As Sitka and other Alaskan communities try and figure out how to manage declining state revenues and to pay for basic services, telecommunications are steadily improving.
According to Ed Cushing, with the Alaska Telephone Association, that’s because someone else is paying for them.
The ATA held its 67th annual meeting in Sitka this week (May 22-24) and Cushing, the organization’s president, addressed the local chamber.
Although he described himself as a conservative, in the following excerpt he says Alaska’s good phone service is based on social policy.

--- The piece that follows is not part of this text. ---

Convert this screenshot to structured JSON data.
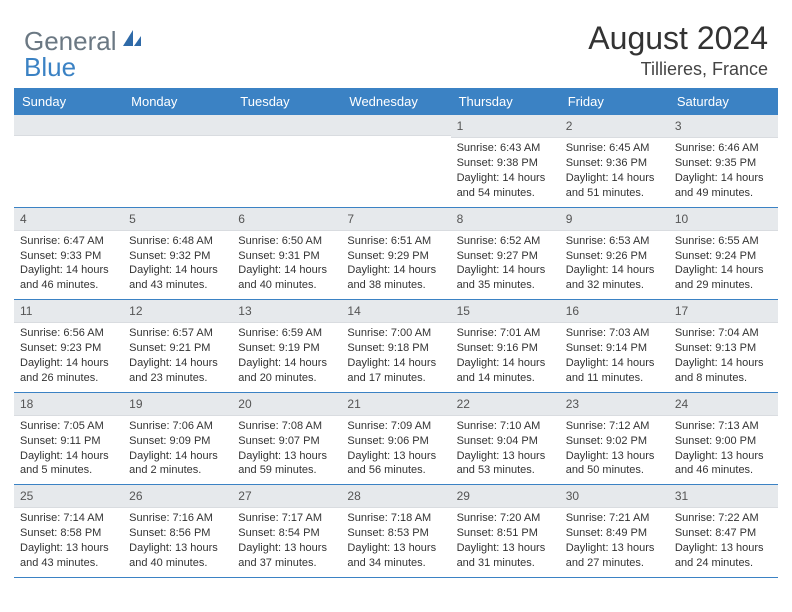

Something very important happened in this country 40 years ago, or so, and it’s called social policy. And the social policy, in essence, became one of recognition that it order for this country to best succeed, in order for the whole to be better than the sum of its parts, everyone in the country not only needed affordable electricity, they needed affordable telecommunication. That in fact food, and other basic necessities of life, that make life in cities possible, don’t come from cities do they? They come from the hinterlands. And unless we have a successful rural economy, we won’t have a successful national economy. But therein lay the problem: The operation, construction, and maintenance of these local telephone systems is extremely expensive. So whether it was dial-tone then, or broadband today, it’s millions and millions of dollars to build, operate, maintain, and ultimately replace these systems, and to employ the people who do all that. And whether it’s Sitka, Ketchikan, Galena — pick your town — there aren’t enough people in any of our communities to support these systems.
Cushing said that surcharges on telephone customers across the country support Alaskan phone systems, to the tune of over $300 million a year — at least half of that going to schools, libraries, and health clinics, and the rest going directly to subsidies for local phone companies. In 2016, the Alaska Telephone Association advocated for an agreement with the FCC called “The Alaska Plan,” in which the federal government would spend $1.5 billion over 10 years to expand broadband service to remote Alaskan communities.
But Cushing’s historical perspective on telecommunications goes back much further than the internet. Family members in Anchorage and Sitka helped found the Alaska Telephone Association 67 years ago, when the goal was simply to get phones into the roughly 200 Alaskan towns and villages that had none.
And it’s always so interesting to me reflect back on 1949-1950 when my dad and my aunt were just getting this association rolling. At that time their focus was, we need an association, we have these problems relative to costs and revenue — and we had a larger problem, which is Sitka is one of the few towns in the state with a telephone system. Beyond the cost of long distance in ‘49 it was hardly available. There was one trunk to the outside world. One person could make a call. I can recall many years later (I was about this big) holding my dad’s hand walking down to the ACS office while he picked up telegrams. Because most of the business was done by telegrams or by mail. The big event every day was walking down to the post office and getting the mail. And it was a golden time to live because all problems — well 93-percent of problems — were solved one way: Oh, I’m sorry to hear you have a problem, why don’t you send me a letter? Well, 76-percent of people would never send a letter. 83-percent of the letters sent would never arrive. And the rest of it, by the time the letter actually got there the problem had solved itself, right? So life was good.
Although his roots are in Sitka, Cushing now works for Ketchikan Public Utilities, which extended its fiber optic network to most households, and created a 4G LTE wireless network with download speeds comparable to urban markets in the lower 48. Telecom giant Verizon, which has about one-third of the country’s cell phone customers, struck the deal with KPU that made the service expansion possible.
Asked by a chamber member how Sitka might get a similar telecommunications boost, Cushing replied, “All you need is another 850,000 cruise ship passengers and you’re there.”